SPAIN - Spanish perceptions about the taste of lamb are being challenged this week by the English Beef and Lamb Executive at a major Iberian food showcase.

EBLEX is holding live butchery and cooking demonstrations at the Salon De Gourmets, which runs until tomorrow (April 11) in Madrid and targets the high-end hotel, restaurant and catering sector, with the aim of recruiting a new generation of Spanish fans of UK-reared lamb.

Spanish consumers historically prefer light, grain-fed lambs, so promoting larger, grass-fed Quality Standard lamb from the UK has proved a challenge in the past due to preconceptions about the taste.

However, the reaction of visitors to the show proves that this attitude can be changed, backing up research carried out by EBLEX which showed no clear preference among Spanish consumers for milder grain-fed lamb over grass-fed UK lamb.

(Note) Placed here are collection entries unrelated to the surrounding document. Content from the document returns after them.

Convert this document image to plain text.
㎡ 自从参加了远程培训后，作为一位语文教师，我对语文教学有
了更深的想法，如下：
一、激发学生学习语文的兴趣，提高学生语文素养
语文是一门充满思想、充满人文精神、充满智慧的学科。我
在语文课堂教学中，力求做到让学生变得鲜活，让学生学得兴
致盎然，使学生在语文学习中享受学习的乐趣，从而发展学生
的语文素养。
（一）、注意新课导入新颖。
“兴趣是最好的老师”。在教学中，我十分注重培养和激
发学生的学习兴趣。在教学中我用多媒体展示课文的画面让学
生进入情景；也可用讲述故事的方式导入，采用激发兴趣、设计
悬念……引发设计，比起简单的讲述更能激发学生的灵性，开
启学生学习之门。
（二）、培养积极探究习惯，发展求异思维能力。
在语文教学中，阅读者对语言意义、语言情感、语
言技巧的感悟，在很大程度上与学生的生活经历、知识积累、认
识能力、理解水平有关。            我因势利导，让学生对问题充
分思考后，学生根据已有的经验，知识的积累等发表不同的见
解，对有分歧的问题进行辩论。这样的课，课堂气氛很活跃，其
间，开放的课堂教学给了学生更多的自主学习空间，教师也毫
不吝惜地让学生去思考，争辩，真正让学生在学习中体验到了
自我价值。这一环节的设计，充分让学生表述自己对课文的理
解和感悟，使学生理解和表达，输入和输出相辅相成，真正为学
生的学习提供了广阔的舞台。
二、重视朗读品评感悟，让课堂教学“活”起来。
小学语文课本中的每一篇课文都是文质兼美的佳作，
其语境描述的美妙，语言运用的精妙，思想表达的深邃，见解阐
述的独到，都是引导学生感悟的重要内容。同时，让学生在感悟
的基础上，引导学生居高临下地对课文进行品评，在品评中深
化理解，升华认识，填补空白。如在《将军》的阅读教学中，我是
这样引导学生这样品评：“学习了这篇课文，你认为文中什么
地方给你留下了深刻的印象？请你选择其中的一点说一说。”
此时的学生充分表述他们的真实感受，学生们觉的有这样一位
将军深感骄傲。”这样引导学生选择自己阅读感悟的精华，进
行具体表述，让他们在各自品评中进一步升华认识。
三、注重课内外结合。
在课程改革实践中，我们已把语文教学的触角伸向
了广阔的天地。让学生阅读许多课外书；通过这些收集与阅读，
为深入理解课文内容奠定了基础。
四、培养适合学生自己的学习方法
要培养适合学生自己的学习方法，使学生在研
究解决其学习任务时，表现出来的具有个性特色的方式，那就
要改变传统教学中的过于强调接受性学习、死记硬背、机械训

"Coming from Spain myself, I know how Spanish consumers traditionally think and was expecting some resistance to our product," said EBLEX assistant marketing manager, Susana Morris.

"However, we are using a Spanish butcher and chef on our stand, and they are doing a great job of telling visitors about Quality Standard lamb and encouraging them to try it for themselves. People have been queuing up to sample our lamb and their reactions have been resoundingly positive.

"We're not aiming to compete with the established Spanish product, as we believe what we have to offer is very different and there's space in the market for both."

The event is the culmination of a long-term project which involved three Spanish butchers visiting the UK and being trained by EBLEX's Martin Eccles in the techniques required to butcher the larger British lamb and the versatility of the cuts available. Following the trip, butcher Nacho Vaquero was selected to appear at the show, together with established chef Ruben Cordero.

Historically, beef has been our major export to Spain (1,700 tonnes compared to 400 tonnes of lamb). However, Spanish sheep meat production has fallen by almost a third since its 2000 peak and is down by a quarter since the withdrawal of direct support payments in 2005, offering the opportunity to increase exports to this market.